Un pro­blema di fondo, per l’autore, è come la morte venga incor­po­rata nell’esistenza dei soprav­vis­suti. La Grande guerra inte­ressò non solo i com­bat­tenti, con i suoi nove milioni di morti, ma anche le decine di milioni di parenti e con­giunti che com­po­ne­vano le fami­glie di quanti ven­nero chia­mati alle armi e che spesso non tor­na­rono più alle loro case. Non di meno, l’Europa cen­trale, ad occi­dente come ad oriente, fu l’insieme di una serie di bru­tali, dis­san­guanti con­fronti, desti­nati a durare per lun­ghis­simo tempo, in uno stil­li­ci­dio di morti e distru­zioni che fino ad allora mente umana ancora non riu­sciva a ricor­dare.

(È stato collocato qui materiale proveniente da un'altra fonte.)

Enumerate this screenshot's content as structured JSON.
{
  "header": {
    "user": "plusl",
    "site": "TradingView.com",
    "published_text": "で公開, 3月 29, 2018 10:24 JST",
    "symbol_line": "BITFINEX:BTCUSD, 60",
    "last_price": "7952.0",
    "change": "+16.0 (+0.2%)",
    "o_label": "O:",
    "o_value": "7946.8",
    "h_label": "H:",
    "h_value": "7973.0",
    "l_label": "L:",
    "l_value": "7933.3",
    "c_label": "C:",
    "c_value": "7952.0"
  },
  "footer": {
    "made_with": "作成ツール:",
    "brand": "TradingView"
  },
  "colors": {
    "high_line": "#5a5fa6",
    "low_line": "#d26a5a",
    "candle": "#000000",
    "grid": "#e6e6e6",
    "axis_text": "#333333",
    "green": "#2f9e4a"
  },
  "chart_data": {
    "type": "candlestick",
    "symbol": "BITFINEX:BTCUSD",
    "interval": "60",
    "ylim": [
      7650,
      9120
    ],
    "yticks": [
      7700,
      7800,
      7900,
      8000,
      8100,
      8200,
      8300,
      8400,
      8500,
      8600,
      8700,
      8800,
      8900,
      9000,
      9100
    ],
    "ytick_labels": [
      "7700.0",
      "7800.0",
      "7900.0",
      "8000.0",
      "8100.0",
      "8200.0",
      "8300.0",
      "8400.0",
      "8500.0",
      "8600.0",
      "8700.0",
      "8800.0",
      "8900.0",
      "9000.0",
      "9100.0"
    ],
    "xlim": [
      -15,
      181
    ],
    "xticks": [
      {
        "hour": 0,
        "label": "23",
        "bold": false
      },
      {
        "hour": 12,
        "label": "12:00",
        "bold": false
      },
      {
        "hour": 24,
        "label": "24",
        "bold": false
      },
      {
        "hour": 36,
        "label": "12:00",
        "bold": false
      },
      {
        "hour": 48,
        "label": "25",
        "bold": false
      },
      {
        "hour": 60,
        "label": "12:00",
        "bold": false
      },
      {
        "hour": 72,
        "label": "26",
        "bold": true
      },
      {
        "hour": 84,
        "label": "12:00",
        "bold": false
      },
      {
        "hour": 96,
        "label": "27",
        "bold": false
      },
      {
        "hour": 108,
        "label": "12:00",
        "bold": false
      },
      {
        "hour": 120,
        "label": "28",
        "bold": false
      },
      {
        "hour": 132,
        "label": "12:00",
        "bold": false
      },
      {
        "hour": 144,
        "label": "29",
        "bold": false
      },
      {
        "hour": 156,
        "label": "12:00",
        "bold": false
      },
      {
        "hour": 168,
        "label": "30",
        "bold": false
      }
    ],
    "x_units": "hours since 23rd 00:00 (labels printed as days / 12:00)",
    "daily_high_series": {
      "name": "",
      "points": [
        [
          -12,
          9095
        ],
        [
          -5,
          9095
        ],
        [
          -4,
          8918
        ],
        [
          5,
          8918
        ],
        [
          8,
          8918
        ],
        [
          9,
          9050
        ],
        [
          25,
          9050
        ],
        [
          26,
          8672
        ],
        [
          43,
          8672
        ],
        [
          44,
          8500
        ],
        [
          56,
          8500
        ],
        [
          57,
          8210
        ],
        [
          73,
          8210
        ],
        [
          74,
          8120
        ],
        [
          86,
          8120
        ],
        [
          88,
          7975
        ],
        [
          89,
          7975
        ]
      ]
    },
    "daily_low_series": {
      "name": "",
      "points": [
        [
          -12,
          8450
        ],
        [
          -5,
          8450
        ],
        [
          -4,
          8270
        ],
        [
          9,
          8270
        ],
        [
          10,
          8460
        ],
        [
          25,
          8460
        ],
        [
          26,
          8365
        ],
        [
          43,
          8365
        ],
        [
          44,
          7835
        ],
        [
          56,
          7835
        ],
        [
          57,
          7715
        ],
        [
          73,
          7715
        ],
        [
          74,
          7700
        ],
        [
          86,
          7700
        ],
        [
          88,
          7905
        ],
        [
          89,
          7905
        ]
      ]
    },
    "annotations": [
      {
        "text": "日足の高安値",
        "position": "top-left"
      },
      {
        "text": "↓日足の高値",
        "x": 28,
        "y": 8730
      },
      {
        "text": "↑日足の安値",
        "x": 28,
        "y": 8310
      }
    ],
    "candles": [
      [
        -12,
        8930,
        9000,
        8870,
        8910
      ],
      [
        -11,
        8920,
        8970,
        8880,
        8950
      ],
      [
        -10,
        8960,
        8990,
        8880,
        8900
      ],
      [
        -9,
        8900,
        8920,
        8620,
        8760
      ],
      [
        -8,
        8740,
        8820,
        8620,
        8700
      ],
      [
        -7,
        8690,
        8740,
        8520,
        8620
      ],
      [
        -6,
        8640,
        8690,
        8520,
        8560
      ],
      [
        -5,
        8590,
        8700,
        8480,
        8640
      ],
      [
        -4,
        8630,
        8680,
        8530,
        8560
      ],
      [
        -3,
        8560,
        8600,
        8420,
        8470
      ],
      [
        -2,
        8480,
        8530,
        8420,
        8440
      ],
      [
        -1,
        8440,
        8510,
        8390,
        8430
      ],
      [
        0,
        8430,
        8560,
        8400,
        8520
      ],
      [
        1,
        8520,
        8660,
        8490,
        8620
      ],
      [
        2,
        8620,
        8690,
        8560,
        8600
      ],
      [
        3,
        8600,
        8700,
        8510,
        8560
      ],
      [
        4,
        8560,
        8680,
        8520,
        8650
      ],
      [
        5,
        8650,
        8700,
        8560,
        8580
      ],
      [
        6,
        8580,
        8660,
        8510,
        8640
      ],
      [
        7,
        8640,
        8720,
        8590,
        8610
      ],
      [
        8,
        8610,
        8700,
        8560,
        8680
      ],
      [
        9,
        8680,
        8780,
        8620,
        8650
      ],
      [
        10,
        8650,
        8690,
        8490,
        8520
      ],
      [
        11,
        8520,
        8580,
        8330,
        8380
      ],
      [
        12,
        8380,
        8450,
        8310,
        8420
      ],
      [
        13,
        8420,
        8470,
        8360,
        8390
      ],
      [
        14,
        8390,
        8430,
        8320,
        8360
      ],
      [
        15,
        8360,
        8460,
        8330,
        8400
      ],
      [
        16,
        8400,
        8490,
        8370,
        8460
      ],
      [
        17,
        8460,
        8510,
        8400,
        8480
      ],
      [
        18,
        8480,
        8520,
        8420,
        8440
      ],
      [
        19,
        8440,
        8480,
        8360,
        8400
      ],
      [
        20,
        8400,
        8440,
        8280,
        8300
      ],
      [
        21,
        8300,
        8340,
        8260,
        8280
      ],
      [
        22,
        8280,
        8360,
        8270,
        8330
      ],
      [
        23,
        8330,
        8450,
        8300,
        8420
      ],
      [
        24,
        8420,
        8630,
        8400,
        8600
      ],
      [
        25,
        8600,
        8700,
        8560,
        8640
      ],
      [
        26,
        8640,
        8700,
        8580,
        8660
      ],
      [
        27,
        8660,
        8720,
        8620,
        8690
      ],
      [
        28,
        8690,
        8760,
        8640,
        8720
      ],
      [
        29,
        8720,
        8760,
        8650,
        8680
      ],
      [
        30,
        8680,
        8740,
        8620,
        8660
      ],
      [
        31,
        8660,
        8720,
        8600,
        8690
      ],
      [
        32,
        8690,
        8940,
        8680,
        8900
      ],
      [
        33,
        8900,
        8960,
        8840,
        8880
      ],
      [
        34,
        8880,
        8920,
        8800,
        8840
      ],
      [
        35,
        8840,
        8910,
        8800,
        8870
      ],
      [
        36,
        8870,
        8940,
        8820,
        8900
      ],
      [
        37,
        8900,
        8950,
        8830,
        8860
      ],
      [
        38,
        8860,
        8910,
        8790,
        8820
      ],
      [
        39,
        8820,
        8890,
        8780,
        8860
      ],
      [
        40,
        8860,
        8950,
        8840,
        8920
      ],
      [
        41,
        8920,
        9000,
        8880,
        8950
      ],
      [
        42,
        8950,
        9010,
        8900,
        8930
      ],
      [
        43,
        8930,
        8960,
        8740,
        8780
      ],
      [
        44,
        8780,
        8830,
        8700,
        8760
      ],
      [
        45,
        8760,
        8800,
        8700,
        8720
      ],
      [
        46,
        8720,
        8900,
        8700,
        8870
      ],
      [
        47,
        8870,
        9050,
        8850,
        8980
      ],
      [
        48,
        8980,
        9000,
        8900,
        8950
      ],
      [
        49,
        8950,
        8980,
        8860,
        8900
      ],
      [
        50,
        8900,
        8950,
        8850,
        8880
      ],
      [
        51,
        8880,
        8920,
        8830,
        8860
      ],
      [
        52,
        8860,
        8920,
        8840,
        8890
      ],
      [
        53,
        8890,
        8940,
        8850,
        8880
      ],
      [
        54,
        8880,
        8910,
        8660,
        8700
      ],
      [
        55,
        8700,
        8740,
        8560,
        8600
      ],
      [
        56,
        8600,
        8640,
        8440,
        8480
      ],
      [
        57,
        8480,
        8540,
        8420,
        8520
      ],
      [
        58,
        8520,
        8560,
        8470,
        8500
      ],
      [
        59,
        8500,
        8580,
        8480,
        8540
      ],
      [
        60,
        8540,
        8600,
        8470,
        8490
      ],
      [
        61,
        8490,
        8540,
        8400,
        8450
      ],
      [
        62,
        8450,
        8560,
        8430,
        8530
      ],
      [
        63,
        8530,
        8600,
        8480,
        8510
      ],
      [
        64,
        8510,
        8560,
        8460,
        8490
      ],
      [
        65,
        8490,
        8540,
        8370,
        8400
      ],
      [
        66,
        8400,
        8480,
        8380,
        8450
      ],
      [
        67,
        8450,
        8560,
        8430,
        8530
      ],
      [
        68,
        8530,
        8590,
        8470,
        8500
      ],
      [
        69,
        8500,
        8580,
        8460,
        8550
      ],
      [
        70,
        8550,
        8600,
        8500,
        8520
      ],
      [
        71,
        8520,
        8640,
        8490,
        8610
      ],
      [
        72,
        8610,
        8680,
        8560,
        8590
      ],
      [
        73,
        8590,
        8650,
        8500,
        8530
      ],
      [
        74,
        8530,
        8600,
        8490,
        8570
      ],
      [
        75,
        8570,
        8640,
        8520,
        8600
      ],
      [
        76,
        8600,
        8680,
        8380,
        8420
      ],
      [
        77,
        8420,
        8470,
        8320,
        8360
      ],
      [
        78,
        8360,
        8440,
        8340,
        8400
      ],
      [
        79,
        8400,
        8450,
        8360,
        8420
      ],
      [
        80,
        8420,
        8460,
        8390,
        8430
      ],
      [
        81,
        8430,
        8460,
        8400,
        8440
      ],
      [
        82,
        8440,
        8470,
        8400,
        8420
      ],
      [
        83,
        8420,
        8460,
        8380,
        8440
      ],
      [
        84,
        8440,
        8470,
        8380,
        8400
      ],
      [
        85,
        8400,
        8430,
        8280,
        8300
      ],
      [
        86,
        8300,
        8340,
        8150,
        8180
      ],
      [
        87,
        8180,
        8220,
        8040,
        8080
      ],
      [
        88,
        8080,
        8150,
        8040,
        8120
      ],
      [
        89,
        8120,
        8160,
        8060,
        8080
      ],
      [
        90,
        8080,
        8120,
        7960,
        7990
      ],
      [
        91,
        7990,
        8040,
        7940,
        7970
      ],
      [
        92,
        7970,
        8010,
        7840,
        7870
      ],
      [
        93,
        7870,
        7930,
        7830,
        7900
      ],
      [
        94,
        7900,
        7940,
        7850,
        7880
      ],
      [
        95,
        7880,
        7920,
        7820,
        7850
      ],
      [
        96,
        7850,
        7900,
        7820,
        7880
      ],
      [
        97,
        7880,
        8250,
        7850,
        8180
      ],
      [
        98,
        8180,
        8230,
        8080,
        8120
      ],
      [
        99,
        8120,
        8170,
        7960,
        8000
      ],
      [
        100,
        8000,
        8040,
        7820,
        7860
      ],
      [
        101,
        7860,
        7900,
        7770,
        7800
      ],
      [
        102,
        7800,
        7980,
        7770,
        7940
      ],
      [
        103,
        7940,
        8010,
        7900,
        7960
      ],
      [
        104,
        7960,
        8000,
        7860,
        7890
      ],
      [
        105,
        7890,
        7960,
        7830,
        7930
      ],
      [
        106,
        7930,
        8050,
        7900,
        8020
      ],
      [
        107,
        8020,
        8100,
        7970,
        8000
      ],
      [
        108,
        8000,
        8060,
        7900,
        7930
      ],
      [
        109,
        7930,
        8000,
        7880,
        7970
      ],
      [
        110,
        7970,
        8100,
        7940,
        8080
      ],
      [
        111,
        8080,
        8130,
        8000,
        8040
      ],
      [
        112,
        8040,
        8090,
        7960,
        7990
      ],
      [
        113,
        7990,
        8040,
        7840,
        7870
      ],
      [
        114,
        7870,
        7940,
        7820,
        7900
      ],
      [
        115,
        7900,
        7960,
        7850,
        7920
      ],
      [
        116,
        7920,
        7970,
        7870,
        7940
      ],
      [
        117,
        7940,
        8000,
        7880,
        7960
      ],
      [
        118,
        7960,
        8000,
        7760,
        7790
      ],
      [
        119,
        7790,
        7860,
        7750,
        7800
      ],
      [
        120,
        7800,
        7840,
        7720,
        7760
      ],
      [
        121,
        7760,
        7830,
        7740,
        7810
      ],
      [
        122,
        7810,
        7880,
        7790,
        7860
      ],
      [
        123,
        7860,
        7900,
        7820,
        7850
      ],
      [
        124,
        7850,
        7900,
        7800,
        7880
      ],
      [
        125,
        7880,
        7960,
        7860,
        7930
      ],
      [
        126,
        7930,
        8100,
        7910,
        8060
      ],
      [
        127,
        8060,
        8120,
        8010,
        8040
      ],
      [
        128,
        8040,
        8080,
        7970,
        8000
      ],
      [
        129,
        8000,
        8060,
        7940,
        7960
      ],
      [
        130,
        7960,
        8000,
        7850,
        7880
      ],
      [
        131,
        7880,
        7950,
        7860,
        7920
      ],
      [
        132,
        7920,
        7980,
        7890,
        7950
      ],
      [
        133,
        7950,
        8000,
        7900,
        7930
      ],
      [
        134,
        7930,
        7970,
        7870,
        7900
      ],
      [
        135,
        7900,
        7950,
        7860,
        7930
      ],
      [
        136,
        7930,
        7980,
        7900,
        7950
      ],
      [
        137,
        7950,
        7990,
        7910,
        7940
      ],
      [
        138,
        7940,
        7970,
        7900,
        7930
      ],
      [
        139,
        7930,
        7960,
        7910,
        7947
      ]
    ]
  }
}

I pro­to­tipi ideo­lo­gici ma anche fat­tuali ripo­sa­vano non nei con­flitti con­ti­nen­tali del secolo pre­ce­dente ma nella guerra civile ame­ri­cana, dove si erano rag­giunti livelli di effe­ra­tezza senza pari, insieme ai mas­sa­cri della guerra di Crimea.

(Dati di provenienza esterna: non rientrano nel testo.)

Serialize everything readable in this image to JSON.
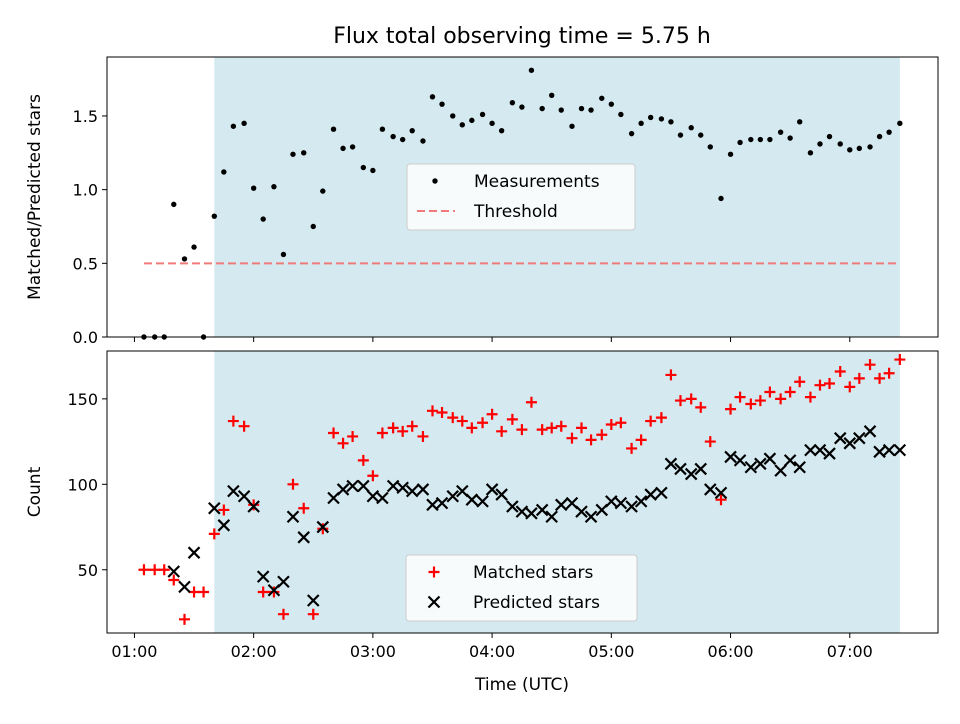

L’unico ante­ce­dente euro­peo signi­fi­ca­tivo, sul piano della bar­ba­rie, era stata la san­gui­nosa repres­sione della Comune pari­gina nel 1871. Con la fine della guerra, al pro­blema del ritorno dei soprav­vis­suti si aggiun­geva ora quello del rim­pa­trio dei morti, così come la ricom­po­si­zione di ciò che era stato smem­brato, fos­sero gli arti dei muti­lati piut­to­sto che la rete di rap­porti tra comu­nità dila­ce­rate dalla vio­lenza. Si trat­tava nel mede­simo tempo di que­stioni di ordine mate­riale, quindi con­crete, e di natura sim­bo­lica e allegorica.

La loro urgenza e inde­ro­ga­bi­lità stava nel fatto che rin­vias­sero tutte al pro­blema della rile­git­ti­ma­zione del potere poli­tico nella deli­cata e lunga fase della smo­bi­li­ta­zione e della ricon­ver­sione eco­no­mica e sociale verso una con­di­zione di pace. Ma più in gene­rale, per il fatto stesso che la Grande guerra avesse costi­tuito l’habitat di un nuovo modo di inten­dere la vio­lenza orga­niz­zata, la sua rica­duta sul comune sen­tire non poteva lasciare indif­fe­renti le élite di potere.

Il pro­blema di affron­tare gli innu­me­re­voli lutti indi­vi­duali assor­ben­doli e subli­man­doli in una dimen­sione corale, risar­ci­to­ria, capace di dare spes­sore ad una sorta di rap­pre­sen­ta­zione col­let­tiva con­di­visa, ossia in grado di rin­sal­dare il nazio­na­li­smo, fu quindi un banco di prova fon­da­men­tale per i gruppi diri­genti del dopoguerra.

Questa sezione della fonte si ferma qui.